Following his military discharge, Dapper returned to baseball as a player and then manager, helming Pittsburgh Pirates farm clubs in Eugene, Oregon, and Billings, Montana, all while still an active player. He eventually played 1,623 minor-league games over a twenty-year span, hitting .274 and 102 homers before retiring in 1957, the same year that his former team, the Brooklyn Dodgers, moved to his home town of Los Angeles.

==Traded for Ernie Harwell==
Dapper held the unique distinction of having been traded for an announcer. In 1948, Dapper, then with the Dodgers' top farm club, the Class-AAA Montreal Royals of the International League, was sent to the then-unaffiliated Class AA Atlanta Crackers of the Southern Association—the Dodgers' GM Branch Rickey wanted Ernie Harwell to substitute for ailing Dodger broadcaster Red Barber, and the Crackers' president Earl Mann wanted a player in return. Dapper batted .280 in 115 games and managed the Crackers in 1949.

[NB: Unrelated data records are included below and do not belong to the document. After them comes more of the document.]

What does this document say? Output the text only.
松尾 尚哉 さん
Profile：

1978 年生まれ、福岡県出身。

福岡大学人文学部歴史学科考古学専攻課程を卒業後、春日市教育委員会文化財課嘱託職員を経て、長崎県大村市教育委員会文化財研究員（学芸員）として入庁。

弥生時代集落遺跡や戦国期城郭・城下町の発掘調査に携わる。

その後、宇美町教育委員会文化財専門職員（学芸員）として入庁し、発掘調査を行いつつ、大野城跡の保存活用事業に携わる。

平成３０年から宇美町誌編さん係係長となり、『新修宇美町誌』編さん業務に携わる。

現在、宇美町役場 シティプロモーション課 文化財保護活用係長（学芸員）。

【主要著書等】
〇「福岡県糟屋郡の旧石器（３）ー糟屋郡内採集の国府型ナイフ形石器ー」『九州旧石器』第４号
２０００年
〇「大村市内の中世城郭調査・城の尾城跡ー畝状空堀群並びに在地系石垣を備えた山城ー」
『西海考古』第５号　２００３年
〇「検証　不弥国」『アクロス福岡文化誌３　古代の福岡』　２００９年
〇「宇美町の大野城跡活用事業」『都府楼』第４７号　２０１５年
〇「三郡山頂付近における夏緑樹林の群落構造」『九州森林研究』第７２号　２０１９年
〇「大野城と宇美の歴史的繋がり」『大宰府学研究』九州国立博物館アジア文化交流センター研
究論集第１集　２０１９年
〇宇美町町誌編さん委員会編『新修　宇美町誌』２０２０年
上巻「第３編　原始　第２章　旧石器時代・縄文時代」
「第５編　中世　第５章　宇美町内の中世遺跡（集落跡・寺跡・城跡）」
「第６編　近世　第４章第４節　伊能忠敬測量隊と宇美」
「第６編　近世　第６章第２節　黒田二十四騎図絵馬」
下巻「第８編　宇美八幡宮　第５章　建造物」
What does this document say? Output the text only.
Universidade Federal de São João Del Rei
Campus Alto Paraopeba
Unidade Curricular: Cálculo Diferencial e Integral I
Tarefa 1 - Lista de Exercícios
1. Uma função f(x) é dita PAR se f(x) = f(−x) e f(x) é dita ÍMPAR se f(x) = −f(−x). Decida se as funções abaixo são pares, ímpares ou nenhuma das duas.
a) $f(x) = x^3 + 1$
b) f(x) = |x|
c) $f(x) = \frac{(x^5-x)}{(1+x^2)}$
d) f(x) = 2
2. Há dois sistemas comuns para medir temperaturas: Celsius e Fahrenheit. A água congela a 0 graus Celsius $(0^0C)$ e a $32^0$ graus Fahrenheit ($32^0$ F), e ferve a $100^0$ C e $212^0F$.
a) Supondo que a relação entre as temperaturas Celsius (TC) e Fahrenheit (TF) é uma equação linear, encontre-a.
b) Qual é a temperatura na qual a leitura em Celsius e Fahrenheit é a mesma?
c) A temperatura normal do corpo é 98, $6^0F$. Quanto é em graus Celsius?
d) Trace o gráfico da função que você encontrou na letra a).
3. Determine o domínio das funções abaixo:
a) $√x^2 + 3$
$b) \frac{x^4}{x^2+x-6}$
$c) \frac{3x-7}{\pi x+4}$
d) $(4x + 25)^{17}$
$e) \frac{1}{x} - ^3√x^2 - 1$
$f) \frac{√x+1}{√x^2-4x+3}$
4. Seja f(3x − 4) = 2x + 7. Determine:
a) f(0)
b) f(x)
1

While Dapper returned to the Dodgers organization the following year, playing for another Brooklyn-affiliated AAA team—the Hollywood Stars of the Pacific Coast League—in 1950, Harwell left the Dodgers after the 1949 season, broadcasting the New York Giants and Baltimore Orioles through the 1950s before spending the next 42 years with the Detroit Tigers. Harwell and Dapper would not meet for over half a century, until Dapper came to Comerica Park on September 15, 2002, when Harwell's statue at the Tigers' home was unveiled.

==After baseball==
Following his baseball career, Dapper settled in Fallbrook, California, buying a ranch alongside former Dodgers teammate Duke Snider where they made a substantial living farming avocados and lemons on 60 acres. Dapper became president of the California Avocado Growers Council.

Dapper and his wife Stanna, who had been high school classmates and married in 1944, raised three sons—all catchers—and a daughter in Fallbrook. Stanna died in 2008, after which Dapper moved to an assisted living facility in Fallbrook, where he died at the age of 91 in 2011. Dapper and his wife are buried together at Riverside National Cemetery.